Pumpkin Spice Whoopie Pies with Bourbon Cream

Pumpkin Spice Whoopie Pies with Bourbon Cream

Prep time40 minutes
Cook time12 minutes
Total time52 minutes
Meal type Dessert


    Pumpkin Spice Cookies

    • 1 1/3 cup Granulated sugar
    • 1 1/3 cup Dark brown Sugar
    • 3 sticks Butter, softened
    • 2 teaspoons Vanilla extract
    • 1 cup Pure pumpkin puree, liquid strained (not pumpkin pie mix)
    • 4 Eggs
    • 4 1/2 cups All-purpose flour
    • 2 teaspoons Baking soda
    • 1 teaspoon cinnamon
    • 1 tablespoon Pumpkin pie spice
    • 1 teaspoon Salt
    • 1 tablespoon Reserved pumpkin liquid
    • Finishing salt

    Bourbon Cream

    • 2 1/2 sticks Butter, softened
    • 1 1/2 cup Marshmallow fluff
    • 4 cups Powdered sugar
    • 2 tablespoons Bourbon whiskey (decent brand or better)
    • 2 teaspoons Pumpkin pie spice
    • 1-2 tablespoon Milk or cream


    Pumpkin Spice Cookies
    Heat oven to 375°F.

    Strain the pumpkin puree in cheesecloth or paper towels to remove the excess liquid (you should be able to remove near 1/4 cup or more liquid). Reserve some of the liquid.
    In a bowl, combine flour, baking soda, spices and salt. Set aside.

    In large bowl, beat granulated sugar, brown sugar, 3/4 cup butter and 1 teaspoon vanilla with electric mixer on medium speed, scraping bowl occasionally, until well blended.

    Beat in pumpkin and eggs until well mixed. On low speed, beat in flour mixture and mix until combine, being careful to not over-mix.
    On a parchment lined cookie sheets, drop dough by evenly leveled tablespoons (mini ice cream scoop recommended)
    Bake 10 to 12 minutes or until almost no indentation remains when touched in center. Immediately remove, sprinkle lightly with a touch of finishing salt. Remove from cookie sheets to cooling rack. Cool completely, about 30 minutes
    Bourbon Cream
    While the cookies are cooling, prepare the cream filling. In a mixing bowl, cream the butter until light and fluffy.

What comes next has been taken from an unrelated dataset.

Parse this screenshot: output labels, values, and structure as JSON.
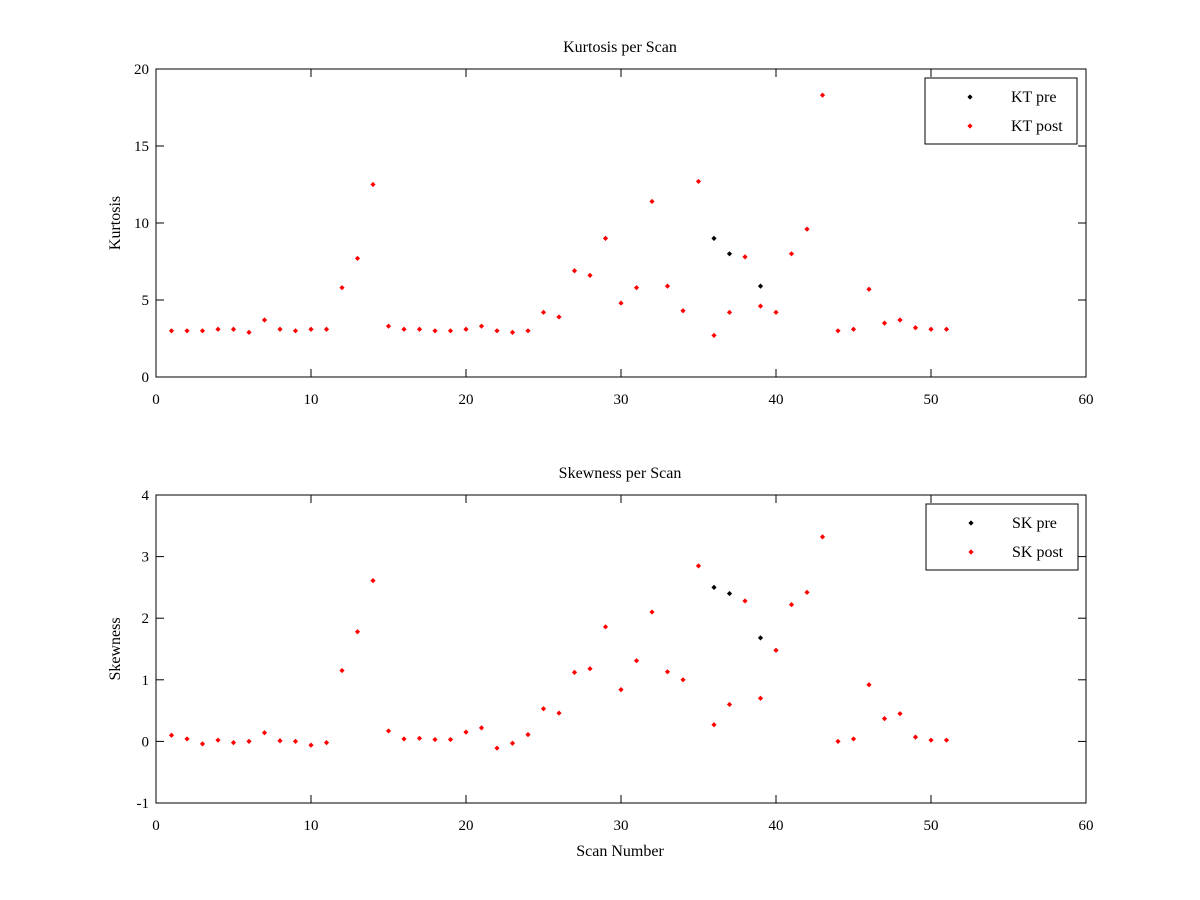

    Sift together the powdered sugar and the pumpkin pie spice. Add half of the mixture to the butter. Add one tablespoon of the milk and continue to mix together. While mixing, add the marshmallow fluff and cream together .

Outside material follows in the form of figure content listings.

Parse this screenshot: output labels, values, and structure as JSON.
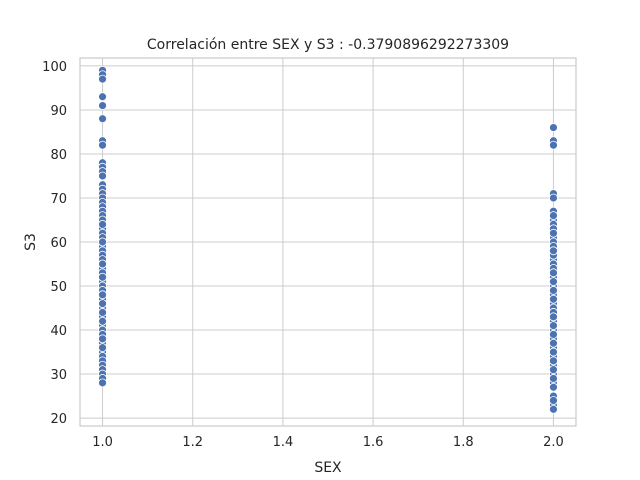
{
  "chart_data": {
    "type": "scatter",
    "title": "Correlación entre SEX y S3 : -0.3790896292273309",
    "xlabel": "SEX",
    "ylabel": "S3",
    "xlim": [
      0.95,
      2.05
    ],
    "ylim": [
      18.2,
      101.8
    ],
    "xticks": [
      "1.0",
      "1.2",
      "1.4",
      "1.6",
      "1.8",
      "2.0"
    ],
    "yticks": [
      "20",
      "30",
      "40",
      "50",
      "60",
      "70",
      "80",
      "90",
      "100"
    ],
    "grid": true,
    "point_color": "#4c72b0",
    "series": [
      {
        "x": [
          1,
          1,
          1,
          1,
          1,
          1,
          1,
          1,
          1,
          1,
          1,
          1,
          1,
          1,
          1,
          1,
          1,
          1,
          1,
          1,
          1,
          1,
          1,
          1,
          1,
          1,
          1,
          1,
          1,
          1,
          1,
          1,
          1,
          1,
          1,
          1,
          1,
          1,
          1,
          1,
          1,
          1,
          1,
          1,
          1,
          1,
          1,
          1,
          1,
          1,
          1,
          1,
          1,
          1,
          1,
          1,
          1,
          1,
          1,
          1,
          1,
          1,
          1,
          1,
          1,
          1,
          1,
          1,
          2,
          2,
          2,
          2,
          2,
          2,
          2,
          2,
          2,
          2,
          2,
          2,
          2,
          2,
          2,
          2,
          2,
          2,
          2,
          2,
          2,
          2,
          2,
          2,
          2,
          2,
          2,
          2,
          2,
          2,
          2,
          2,
          2,
          2,
          2,
          2,
          2,
          2,
          2,
          2,
          2,
          2,
          2,
          2,
          2,
          2,
          2,
          2,
          2,
          2,
          2,
          2,
          2,
          2,
          2,
          2,
          2,
          2,
          2,
          2,
          2,
          2,
          2,
          2,
          2,
          2
        ],
        "y": [
          99,
          98,
          97,
          93,
          91,
          88,
          83,
          82,
          78,
          77,
          76,
          75,
          73,
          72,
          71,
          70,
          69,
          68,
          67,
          66,
          65,
          64,
          63,
          62,
          61,
          60,
          59,
          58,
          57,
          56,
          55,
          54,
          53,
          52,
          51,
          50,
          49,
          48,
          47,
          46,
          45,
          44,
          43,
          42,
          41,
          40,
          39,
          38,
          37,
          36,
          35,
          34,
          33,
          32,
          31,
          30,
          29,
          28,
          46,
          52,
          60,
          38,
          42,
          48,
          55,
          64,
          36,
          44,
          86,
          83,
          82,
          71,
          70,
          67,
          66,
          65,
          64,
          63,
          61,
          60,
          59,
          58,
          57,
          56,
          55,
          54,
          53,
          52,
          51,
          50,
          49,
          48,
          47,
          46,
          45,
          44,
          43,
          42,
          41,
          40,
          39,
          38,
          37,
          36,
          35,
          34,
          33,
          32,
          31,
          30,
          29,
          28,
          25,
          23,
          22,
          62,
          57,
          51,
          49,
          44,
          41,
          37,
          33,
          29,
          66,
          58,
          53,
          47,
          43,
          39,
          35,
          31,
          27,
          24
        ]
      }
    ]
  }
}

    Add the remaining powdered sugar and the bourbon. Add more bourbon or spice to taste. Mix well until smooth. Texture should be thick and creamy to prevent dripping out of cookie
    Assemble Pies
    Put the bourbon cream into a prepared piping bag with preferred tip. Pipe filling on flat sides of half of cookies and top with remaining cakes.